THE ROOTS OF EMPATHY
NEURONS WITH MIRROR PROPERTIES ARE NOT SPECIAL IN ANY obvious sense. Under a microscope, they look like other neurons. What makes them special is the web of connections that link neurons in the motor and sensory systems to the limbic centers that process visceral and emotional reactions. And while some of these connections may well be in place at birth, they are, neuroscientists think, vastly expanded through experience. A baby smiles. Her mother smiles back. Click. The brain sets up a circuit linking the motor system that turns up the corners of the baby’s mouth to the visual image of the smiling mother to the emotional state we call happiness.
But while human mirror systems are similar, they are not identical. Individuals vary widely, for example, in their capacity to resonate with the emotional state of others–something that can be measured by psychological tests. In a sequel to their rancid-butter experiment, Keysers’ team found that subjects with higher empathy scores on such tests also exhibited stronger mirror reactions to facial expressions of both disgust and pleasure.

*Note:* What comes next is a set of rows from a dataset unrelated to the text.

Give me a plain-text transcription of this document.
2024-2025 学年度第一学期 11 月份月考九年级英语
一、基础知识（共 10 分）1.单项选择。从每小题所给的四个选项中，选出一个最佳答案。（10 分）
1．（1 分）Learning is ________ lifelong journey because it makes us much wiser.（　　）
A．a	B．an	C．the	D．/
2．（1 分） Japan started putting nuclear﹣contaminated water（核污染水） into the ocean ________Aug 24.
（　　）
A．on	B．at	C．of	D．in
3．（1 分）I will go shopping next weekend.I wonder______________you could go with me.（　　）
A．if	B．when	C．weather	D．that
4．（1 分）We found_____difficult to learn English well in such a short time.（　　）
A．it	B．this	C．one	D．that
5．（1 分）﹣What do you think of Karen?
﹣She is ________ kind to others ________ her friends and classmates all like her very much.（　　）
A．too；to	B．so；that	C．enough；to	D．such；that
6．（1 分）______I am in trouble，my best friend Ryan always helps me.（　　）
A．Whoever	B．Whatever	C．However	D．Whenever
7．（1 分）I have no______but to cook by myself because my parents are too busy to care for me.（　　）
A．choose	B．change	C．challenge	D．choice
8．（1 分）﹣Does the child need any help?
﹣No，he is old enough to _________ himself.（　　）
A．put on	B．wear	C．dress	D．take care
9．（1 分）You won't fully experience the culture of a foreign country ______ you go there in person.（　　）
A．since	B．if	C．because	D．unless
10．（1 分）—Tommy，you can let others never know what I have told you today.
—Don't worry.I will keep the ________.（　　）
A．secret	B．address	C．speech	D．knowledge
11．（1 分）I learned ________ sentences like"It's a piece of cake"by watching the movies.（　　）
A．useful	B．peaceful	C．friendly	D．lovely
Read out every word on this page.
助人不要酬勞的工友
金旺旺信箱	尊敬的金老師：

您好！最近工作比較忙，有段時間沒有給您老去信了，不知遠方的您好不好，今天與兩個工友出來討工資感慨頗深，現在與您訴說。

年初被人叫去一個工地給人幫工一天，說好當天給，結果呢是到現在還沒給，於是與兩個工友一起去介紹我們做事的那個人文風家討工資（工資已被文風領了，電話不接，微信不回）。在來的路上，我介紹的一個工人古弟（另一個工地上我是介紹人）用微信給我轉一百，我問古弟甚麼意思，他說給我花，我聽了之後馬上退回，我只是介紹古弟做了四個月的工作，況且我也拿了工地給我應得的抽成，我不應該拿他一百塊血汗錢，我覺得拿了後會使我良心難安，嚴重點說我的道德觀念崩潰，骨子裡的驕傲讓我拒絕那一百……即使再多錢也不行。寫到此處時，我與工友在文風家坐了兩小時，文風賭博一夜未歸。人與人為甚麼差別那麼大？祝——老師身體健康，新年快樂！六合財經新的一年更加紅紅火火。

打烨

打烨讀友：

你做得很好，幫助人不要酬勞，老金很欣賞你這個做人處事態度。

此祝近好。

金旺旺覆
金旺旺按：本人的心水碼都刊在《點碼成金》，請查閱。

An even more provocative result comes from a study undertaken in 2005 by UCLA developmental psychologist Mirella Dapretto and her colleagues. They found that autistic children, compared with other children, showed depressed activity in their premotor cortex while imitating or observing facial expressions–and the more severe the autism, the more depressed the activity was. The results did not surprise Dapretto. A central problem in autism, after all, is an impaired ability to understand the feelings of others, and it seems plausible, if far from proven, that a deficiency in the mirror-neuron system could be involved.
Whether insights into the mind’s hall of mirrors will actually lead to a better understanding of autism is another question, of course, and it’s only one of many that remain unanswered. But as a number of researchers see it, this is a strength rather than a weakness. For the mirror-neuron system has provided neuroscientists with a powerful new probe into the biological roots of the human psyche and prompted them to take a fresh look at old questions. Indeed, says Parma’s Gallese, that’s what makes the research so exciting–it’s still in an early phase, and the fun has just begun.